What's the difference?
How is that any different from how a Mac is used?
I'm writing something in Pages. I switch to Mail, which covers up Pages. I read some e-mail and then I switch to Safari, which covers Mail. Then I switch back to Pages, which takes over the screen again.
Hmmm...that sounds EXACTLY like how an iPad without multitasking will work.
What's the difference?
The difference is you will have to hit home to exit the app, find the page that the mail/safari/etc app is on. Then you open that app, get whatever you need. Then you hit home. Find the iWork app. Try doing this repeatedly.
Several.
A lot of apps don't have good state saving at the moment
but the major difference is start up times. It takes a couple seconds more to launch an app when it's not already started up.
So how about you're listening to a song in Pandora. You get an email. You want to read that but don't want to stop listening. Or what if you want to reply to a text message and not have to save and exit the game you're playing? How about an Application like Google Latitude that you'd like to be able to update without having to open it every where you go.
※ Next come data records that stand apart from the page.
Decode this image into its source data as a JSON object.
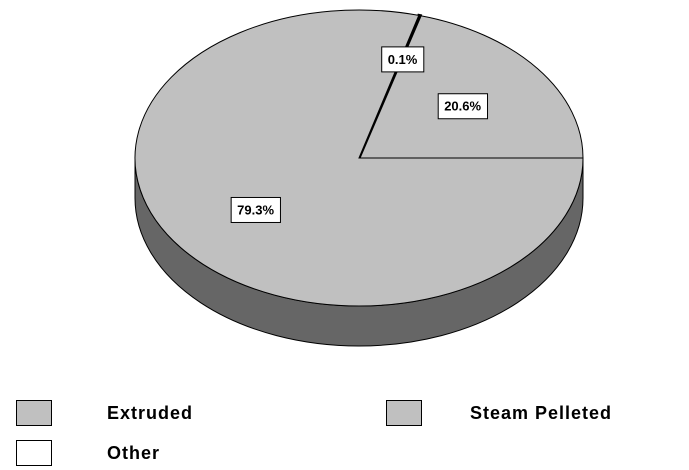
{
  "chart_data": {
    "type": "pie",
    "style": "3d",
    "slices": [
      {
        "name": "Extruded",
        "value": 20.6,
        "label": "20.6%",
        "color": "#c0c0c0"
      },
      {
        "name": "Other",
        "value": 0.1,
        "label": "0.1%",
        "color": "#ffffff"
      },
      {
        "name": "Steam Pelleted",
        "value": 79.3,
        "label": "79.3%",
        "color": "#c0c0c0"
      }
    ],
    "side_color": "#666666",
    "legend_placement": "bottom"
  },
  "legend": {
    "items": [
      {
        "label": "Extruded",
        "color": "#c0c0c0"
      },
      {
        "label": "Steam Pelleted",
        "color": "#c0c0c0"
      },
      {
        "label": "Other",
        "color": "#ffffff"
      }
    ]
  }
}
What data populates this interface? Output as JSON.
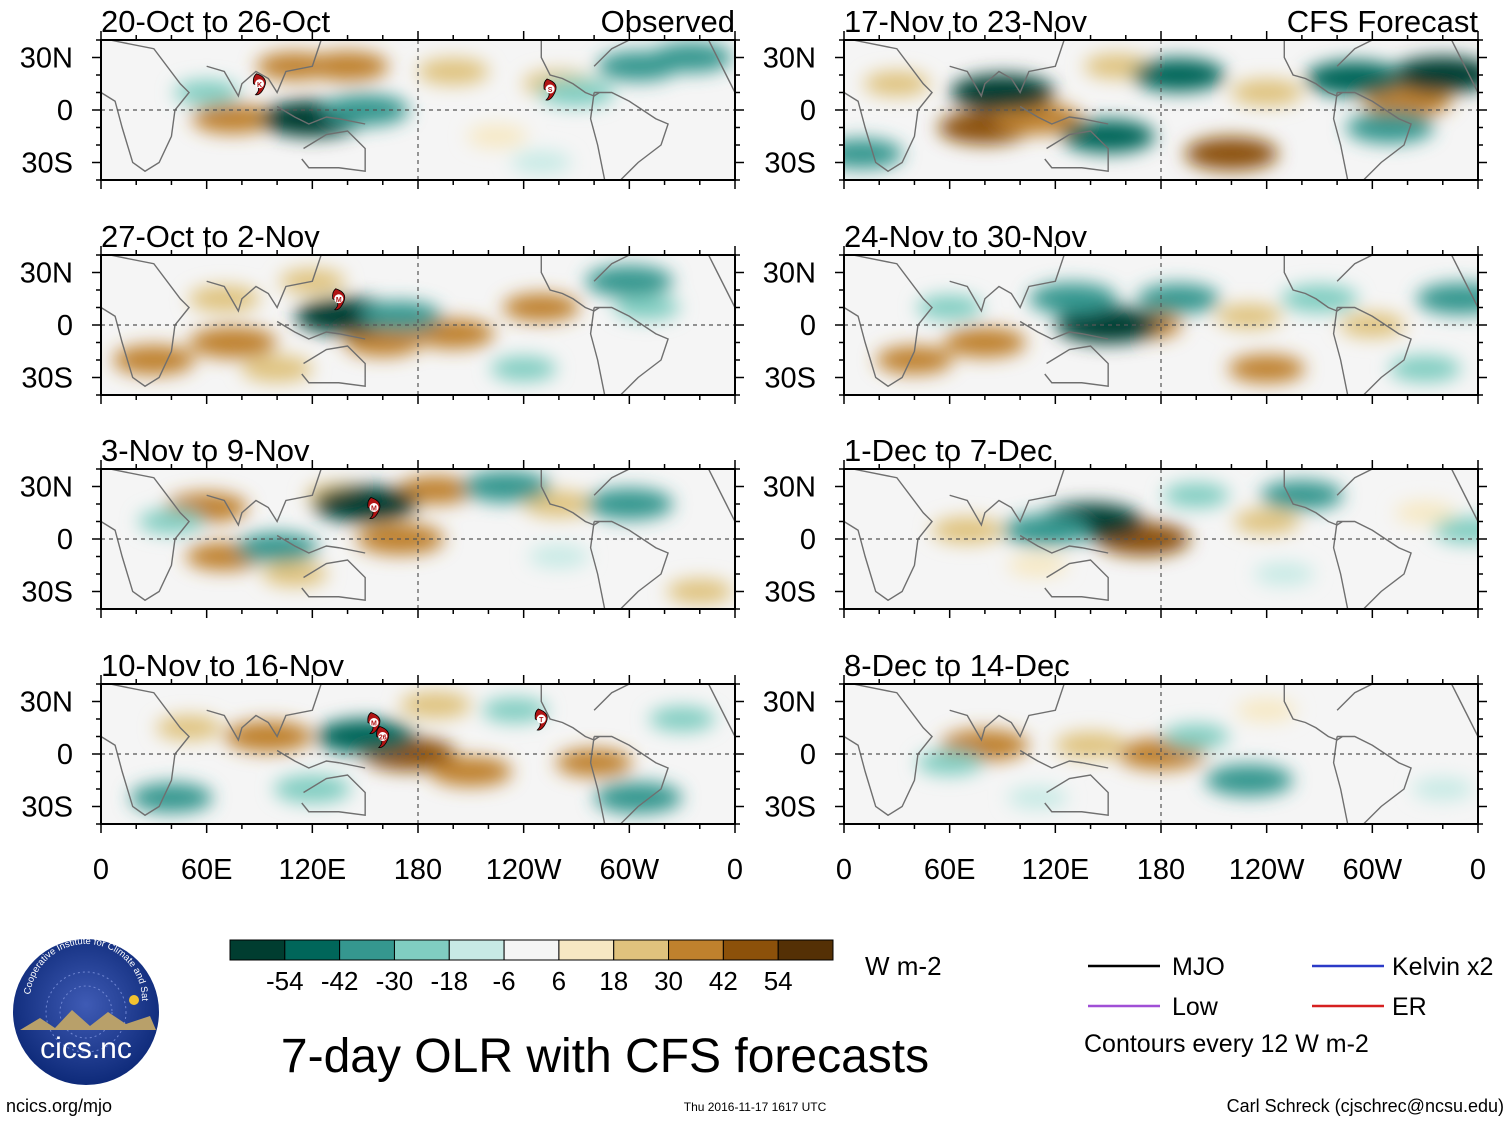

Try hitting Apple-Q every time you want to switch a window on your mac and see how frustrating it gets.
I'm gonna bet that iPad's iWork will. Wouldn't you think?
I couldn't say until I try it. All I know is that everyone who touched an iPad raved about how fast it felt. We'll have to wait and see but I give good odds on this being a non-issue.
I'm sorry, I'm having trouble understanding how ANY of that supports the "iWork on an iPad will be a major fail" argument which is what I was responding to. Pandora has nothing to do with whether or not iWork will work well.
And if the iPad ran Mac apps then this would be an excellent point. But it doesn't. It runs iPad iWork, which is different.
Many times when people work on spreadsheets they are getting those numbers that go in the cells from some source. Maybe email, maybe a website, maybe a text file... But you're going to have to exit and launch the apps and load the files over and over and over again every time you switch back and forth. A Palm Pre styled switcher would be excellent as you could quickly switch over, reference something or copy some text, switch back and paste it.
They aren't going to make an iPhone that can multitask. They already explained, in one of the keynotes, why multitasking wouldn't be good for the iPhone.